Friday, June 26, 2015

1946: Olivia de Havilland for To Each His Own

Olivia de Havilland plays Jody Norris, who falls in love with a WWI pilot and gets pregnant. Unfortunately, her boyfriend is killed in action shortly thereafter, and she's forced to give up their son to avoid scandal. She never stops thinking about him, and tries several times to find a way to raise him without anyone getting suspicious, but he has his own adoptive parents who love and care for him.

I did not have high hopes for this movie, mostly because it was so hard to find. Most of these films I either already owned or could get from the library, or failing that, could at least find on something like YouTube, Netflix, or Hulu. But this movie was never released on DVD, and in the end I had to stream it from a sketchy website that took ages to load. I figured that if it was worth watching, it would be more readily available. Perhaps it's only because my expectations were so low, but I actually really liked To Each His Own. I have no idea why it's called that, but it's engaging, entertaining, and emotional. And Olivia de Havilland's performance is wonderful.

The movie opens during WWII, when Jody's a middle-aged woman. Since I knew nothing about this movie going into it, I didn't know that most of it was flash-backs, and my first thought was, how odd that they would cast the approximately 30-year-old de Havilland in the role of a 45-year-old. And my next thought was, wow, 30-year-old de Havilland is pretty convincing as a 45-year-old, once they make her up to look older. When the flash-backs first started, it seemed like she was playing a completely different character. Initially I thought this was a flaw, but as the story progressed, it made sense. Jody has such a complicated life that she essentially is a completely different person during WWII than she was during WWI. Throughout the film, de Havilland does a tremendous job of portraying the gradual transformation that her character goes through. Her demeanor changes as she becomes slightly more defeated with each failed attempt to get her son back, until eventually she stops trying and moves across the ocean. She never completely gives up hope, though, as demonstrated by how excited she is when she learns that he happens to be nearby. I didn't always agree with what her character was doing, like when she blackmailed her son's adoptive mother into giving him to her, but I always believed in her, which to me is the mark of an excellent performance.

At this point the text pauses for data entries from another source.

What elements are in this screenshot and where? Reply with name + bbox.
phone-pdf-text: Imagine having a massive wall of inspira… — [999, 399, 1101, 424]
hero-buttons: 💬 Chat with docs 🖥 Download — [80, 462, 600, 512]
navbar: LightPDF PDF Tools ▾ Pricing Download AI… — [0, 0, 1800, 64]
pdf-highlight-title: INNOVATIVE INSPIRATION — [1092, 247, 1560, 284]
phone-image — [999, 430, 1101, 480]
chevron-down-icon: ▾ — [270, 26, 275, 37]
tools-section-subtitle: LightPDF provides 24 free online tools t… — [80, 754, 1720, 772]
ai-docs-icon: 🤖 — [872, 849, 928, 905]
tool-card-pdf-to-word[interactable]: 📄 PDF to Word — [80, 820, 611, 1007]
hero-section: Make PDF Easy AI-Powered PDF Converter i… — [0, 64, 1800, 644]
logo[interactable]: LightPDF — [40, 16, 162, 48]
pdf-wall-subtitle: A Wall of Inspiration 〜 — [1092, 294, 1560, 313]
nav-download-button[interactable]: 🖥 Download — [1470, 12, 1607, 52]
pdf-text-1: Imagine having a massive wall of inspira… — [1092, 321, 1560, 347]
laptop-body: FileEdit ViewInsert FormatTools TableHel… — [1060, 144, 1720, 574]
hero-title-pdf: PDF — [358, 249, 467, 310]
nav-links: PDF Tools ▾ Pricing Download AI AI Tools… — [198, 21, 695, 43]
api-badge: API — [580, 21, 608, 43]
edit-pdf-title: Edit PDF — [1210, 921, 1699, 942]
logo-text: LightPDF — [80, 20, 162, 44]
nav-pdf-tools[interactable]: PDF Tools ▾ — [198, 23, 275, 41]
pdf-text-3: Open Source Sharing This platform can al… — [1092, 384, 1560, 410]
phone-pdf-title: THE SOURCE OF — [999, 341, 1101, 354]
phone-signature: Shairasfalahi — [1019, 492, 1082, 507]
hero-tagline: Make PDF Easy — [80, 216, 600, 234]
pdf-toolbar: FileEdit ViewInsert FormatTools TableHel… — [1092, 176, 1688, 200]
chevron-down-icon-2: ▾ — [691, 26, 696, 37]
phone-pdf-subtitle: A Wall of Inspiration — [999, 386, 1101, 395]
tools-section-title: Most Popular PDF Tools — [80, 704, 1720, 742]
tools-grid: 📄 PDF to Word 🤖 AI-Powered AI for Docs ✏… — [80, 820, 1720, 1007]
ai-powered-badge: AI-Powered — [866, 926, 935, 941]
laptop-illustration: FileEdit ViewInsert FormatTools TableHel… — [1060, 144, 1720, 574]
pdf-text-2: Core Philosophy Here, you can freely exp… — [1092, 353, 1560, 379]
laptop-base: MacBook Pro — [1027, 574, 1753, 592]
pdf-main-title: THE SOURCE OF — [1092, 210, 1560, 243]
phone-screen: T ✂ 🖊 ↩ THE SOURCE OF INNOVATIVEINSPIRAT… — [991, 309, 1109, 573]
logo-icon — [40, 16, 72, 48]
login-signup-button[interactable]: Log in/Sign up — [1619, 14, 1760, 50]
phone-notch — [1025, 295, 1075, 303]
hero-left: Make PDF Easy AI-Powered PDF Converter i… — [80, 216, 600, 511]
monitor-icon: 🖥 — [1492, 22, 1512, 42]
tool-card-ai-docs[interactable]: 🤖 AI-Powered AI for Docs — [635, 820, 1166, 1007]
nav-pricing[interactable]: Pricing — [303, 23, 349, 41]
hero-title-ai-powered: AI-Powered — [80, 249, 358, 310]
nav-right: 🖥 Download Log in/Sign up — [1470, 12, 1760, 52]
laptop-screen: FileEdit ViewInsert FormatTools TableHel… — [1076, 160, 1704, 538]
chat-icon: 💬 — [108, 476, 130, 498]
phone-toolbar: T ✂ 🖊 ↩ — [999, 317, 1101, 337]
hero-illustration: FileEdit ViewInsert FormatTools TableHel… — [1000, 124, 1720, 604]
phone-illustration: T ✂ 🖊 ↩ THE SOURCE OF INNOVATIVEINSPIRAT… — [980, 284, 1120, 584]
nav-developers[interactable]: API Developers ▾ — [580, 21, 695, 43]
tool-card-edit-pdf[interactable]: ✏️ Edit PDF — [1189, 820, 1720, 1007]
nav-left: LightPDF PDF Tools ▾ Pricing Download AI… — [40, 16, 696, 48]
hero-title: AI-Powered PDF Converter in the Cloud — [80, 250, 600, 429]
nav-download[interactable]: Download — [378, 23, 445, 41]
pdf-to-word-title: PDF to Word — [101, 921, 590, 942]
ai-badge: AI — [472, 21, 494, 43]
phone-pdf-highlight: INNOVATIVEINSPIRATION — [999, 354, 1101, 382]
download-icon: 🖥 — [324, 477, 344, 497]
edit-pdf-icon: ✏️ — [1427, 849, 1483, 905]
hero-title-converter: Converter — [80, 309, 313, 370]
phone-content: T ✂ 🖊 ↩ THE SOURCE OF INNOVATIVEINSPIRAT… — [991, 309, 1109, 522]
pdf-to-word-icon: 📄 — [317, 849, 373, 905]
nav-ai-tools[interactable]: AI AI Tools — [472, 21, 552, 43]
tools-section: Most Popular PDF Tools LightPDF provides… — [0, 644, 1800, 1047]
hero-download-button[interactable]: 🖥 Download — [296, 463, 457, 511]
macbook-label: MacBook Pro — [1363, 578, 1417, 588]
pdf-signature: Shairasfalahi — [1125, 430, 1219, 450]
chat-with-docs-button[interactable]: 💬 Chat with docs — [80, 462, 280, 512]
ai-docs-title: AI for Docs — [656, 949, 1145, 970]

This character is quite similar to the one Helen Hayes won Best Actress for in The Sin of Madelon Claudet. The main difference is Hayes's character's baby sends her on a downward spiral, whereas de Havilland's character is still able to become a successful businesswoman. They both gave remarkable performances, and it's difficult to determine whose was better. It's very interesting to me how many Best Actress winning roles so far have been devoted mothers, especially in the 1940s. I can't help but wonder how many of the Best Actor winning roles are devoted fathers. My guess would be not nearly as many, but I'm not sure. All I know is that, regardless of how similar it may be to others, this is definitely one of the better performances I've seen so far, which I was certainly not expecting. I can't wait to see how good she is in her other winning role, since I've heard that that was way better.

Olivia de Havilland is currently the oldest living Best Actress Winner, at almost 99 years old (her birthday's actually next Wednesday). This also makes her the second longest-living Best Actress Winner ever (Luise Rainer lived to 104). She was also the first sister of a Best Actress Winner to win Best Actress, and personally I think this blows Joan's performance in Suspicion completely out of the water. Olivia de Havilland was nominated for Best Supporting Actress for Gone with the Wind, which she lost to Hattie McDaniel for the same film. She was also nominated for Best Actress for 1941's Hold Back the Dawn (which she lost to her sister) before winning for To Each His Own. She was nominated again for 1948's The Snake Pit (which is also an amazing performance, by the way), and won for her final nomination in 1949, so I'll talk more about her soon. But first comes Loretta Young, in another movie that's been difficult to track down.